Il est établi au profit de l'Institut national de l'origine et de la qualité, un droit sur les produits bénéficiant d'une appellation d'origine ou d'une indication géographique protégée. Les taux des droits sont fixés dans la limite de 0,10 euros par hectolitre pour les vins d'appellation d'origine ; de 0,08 euros par hectolitre ou 0,8 euros par hectolitre d'alcool pur pour les boissons alcoolisées d'appellation d'origine autres que les vins ; de 8 euros par tonne pour les produits agroalimentaires ou forestiers d'appellation d'origine autres que les vins et les boissons alcoolisées ; et de 5 euros par tonne pour les produits bénéficiant d'une indication géographique protégée.
De plus, étant donné que le montant des droits perçus est susceptible de varier sensiblement d'une année sur l'autre, du fait notamment des conditions climatiques, la loi met en place un dispositif lissant l'effet de ces variations annuelles, tout en maintenant le principe d'exigibilité annuelle du droit.

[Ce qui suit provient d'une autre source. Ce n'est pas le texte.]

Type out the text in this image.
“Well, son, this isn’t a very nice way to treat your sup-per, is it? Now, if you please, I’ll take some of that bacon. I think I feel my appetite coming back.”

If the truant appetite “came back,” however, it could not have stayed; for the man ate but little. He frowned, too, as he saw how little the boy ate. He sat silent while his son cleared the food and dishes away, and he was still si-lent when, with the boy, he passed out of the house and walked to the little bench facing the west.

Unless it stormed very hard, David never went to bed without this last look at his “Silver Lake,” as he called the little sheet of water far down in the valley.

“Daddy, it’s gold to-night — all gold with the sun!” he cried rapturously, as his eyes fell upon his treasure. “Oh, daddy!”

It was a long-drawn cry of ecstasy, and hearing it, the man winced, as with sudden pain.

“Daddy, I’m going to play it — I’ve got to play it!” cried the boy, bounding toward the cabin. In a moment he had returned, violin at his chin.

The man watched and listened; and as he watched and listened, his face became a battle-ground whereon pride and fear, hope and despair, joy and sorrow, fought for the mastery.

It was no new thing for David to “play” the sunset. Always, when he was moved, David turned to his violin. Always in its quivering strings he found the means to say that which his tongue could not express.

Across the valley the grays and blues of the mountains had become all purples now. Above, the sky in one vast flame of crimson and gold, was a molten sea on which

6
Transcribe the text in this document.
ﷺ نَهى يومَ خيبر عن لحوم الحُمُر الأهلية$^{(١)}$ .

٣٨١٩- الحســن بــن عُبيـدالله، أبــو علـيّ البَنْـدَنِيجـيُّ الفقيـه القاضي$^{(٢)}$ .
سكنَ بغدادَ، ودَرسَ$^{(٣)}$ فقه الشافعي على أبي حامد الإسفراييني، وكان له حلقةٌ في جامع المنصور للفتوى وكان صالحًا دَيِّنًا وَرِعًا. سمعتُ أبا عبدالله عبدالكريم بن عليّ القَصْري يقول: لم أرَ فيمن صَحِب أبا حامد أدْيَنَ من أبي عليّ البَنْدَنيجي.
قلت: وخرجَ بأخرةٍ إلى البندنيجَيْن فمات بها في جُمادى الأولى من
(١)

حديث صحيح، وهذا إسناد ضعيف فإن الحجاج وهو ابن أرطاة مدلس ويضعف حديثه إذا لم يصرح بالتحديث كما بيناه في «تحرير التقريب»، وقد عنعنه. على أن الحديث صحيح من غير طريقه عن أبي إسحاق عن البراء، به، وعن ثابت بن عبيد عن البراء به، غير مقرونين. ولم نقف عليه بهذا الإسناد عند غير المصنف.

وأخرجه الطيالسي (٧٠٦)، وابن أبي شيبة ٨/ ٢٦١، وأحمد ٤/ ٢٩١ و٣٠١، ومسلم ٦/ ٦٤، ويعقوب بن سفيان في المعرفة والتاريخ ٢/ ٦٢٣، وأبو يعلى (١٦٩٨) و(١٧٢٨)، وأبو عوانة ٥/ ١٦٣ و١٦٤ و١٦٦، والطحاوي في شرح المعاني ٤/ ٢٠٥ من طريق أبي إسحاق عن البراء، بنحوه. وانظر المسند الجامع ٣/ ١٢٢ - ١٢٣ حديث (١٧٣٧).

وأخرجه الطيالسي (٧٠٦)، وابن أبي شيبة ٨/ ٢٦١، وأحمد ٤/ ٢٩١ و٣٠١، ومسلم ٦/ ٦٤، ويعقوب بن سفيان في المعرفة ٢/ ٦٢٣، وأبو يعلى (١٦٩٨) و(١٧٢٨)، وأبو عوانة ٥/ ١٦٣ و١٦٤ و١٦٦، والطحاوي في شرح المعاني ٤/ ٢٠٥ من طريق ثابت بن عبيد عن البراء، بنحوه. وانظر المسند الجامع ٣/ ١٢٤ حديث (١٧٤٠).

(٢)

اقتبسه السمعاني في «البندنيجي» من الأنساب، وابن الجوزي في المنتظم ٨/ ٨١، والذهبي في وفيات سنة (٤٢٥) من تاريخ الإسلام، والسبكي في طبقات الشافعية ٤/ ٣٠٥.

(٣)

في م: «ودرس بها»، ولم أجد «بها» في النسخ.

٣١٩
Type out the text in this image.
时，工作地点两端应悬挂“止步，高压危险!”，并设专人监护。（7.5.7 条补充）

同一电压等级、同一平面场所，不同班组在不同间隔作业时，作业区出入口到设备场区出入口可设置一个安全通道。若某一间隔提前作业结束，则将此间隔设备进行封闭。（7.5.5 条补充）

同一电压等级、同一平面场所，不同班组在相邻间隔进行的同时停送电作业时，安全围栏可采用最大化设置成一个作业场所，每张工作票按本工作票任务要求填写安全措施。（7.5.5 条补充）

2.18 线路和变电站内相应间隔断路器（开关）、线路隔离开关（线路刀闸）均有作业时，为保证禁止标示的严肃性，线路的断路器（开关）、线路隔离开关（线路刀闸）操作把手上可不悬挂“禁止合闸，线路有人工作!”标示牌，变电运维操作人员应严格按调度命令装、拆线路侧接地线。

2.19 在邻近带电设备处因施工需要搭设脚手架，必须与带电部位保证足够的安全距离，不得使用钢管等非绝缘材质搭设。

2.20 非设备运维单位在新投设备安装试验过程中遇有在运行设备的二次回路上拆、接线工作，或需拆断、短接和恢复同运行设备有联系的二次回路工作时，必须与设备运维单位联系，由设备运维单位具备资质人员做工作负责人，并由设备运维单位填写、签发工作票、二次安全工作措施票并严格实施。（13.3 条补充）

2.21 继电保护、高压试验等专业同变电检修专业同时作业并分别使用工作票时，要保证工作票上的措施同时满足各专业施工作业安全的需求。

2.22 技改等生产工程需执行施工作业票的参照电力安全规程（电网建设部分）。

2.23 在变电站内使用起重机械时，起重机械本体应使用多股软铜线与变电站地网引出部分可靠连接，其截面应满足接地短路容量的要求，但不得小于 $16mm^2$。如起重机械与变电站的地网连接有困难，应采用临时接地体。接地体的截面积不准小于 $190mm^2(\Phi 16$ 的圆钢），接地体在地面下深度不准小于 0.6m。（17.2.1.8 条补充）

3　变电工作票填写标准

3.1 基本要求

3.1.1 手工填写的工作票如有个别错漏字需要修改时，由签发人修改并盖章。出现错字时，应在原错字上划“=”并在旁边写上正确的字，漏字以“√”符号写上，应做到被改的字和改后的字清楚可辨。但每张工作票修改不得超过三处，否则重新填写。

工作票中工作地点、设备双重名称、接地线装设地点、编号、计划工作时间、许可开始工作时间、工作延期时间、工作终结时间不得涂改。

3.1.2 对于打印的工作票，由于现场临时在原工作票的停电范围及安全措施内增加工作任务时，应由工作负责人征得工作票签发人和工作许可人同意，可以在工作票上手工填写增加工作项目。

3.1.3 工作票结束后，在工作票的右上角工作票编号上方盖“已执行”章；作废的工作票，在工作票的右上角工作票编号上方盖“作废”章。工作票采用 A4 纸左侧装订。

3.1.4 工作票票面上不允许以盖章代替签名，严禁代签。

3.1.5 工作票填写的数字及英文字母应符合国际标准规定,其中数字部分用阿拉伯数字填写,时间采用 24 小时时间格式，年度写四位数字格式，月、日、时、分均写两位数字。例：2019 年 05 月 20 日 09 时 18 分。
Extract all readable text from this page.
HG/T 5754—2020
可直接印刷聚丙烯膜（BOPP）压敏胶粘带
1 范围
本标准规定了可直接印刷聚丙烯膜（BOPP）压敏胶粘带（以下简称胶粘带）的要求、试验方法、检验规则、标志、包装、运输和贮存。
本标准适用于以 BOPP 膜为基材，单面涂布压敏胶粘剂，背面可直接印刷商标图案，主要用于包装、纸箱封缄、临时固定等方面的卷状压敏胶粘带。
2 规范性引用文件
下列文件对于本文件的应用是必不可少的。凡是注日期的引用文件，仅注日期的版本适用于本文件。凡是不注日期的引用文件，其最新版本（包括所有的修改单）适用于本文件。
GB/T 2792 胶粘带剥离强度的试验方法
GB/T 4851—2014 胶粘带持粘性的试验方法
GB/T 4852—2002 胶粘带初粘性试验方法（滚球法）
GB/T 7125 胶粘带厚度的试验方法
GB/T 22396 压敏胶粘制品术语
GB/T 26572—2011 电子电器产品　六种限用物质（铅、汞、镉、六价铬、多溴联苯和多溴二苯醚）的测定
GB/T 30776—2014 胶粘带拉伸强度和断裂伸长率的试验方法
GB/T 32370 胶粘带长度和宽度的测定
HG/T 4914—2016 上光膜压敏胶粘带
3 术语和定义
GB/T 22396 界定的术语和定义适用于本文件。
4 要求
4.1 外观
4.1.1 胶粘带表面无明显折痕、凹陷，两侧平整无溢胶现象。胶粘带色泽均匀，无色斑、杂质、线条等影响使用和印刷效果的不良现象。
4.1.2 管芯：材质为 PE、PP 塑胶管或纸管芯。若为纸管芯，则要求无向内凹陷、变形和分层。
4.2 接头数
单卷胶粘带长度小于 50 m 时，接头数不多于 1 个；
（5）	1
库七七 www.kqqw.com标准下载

A propos de la notion de quantités destinées à la commercialisation en appellation d'origine et en indication géographique protégée (IGP), sur lesquelles le droit est perçu, le texte dispose, conformément àl'usage pour les produits laitiers, que les quantités correspondent à celles produites, déduction faite de celles retirées par l'opérateur dans le cadre des autocontrôles et des contrôles internes.
Pour les IGP le droit est exigible sur les quantités produites, à partir de la date de publication du règlement de la Commission européenne enregistrant la dénomination dans le registre des appellations d'origine protégée et des IGP, ou dès publication de l'arrêté homologuant le cahier des charges de l'IGP si ce cahier des charges comprend des dispositions organisant la protection transitoire de cette dénomination dans les conditions prévues par le règlement (n°510/2006) du Conseil, du 20 mars 2006.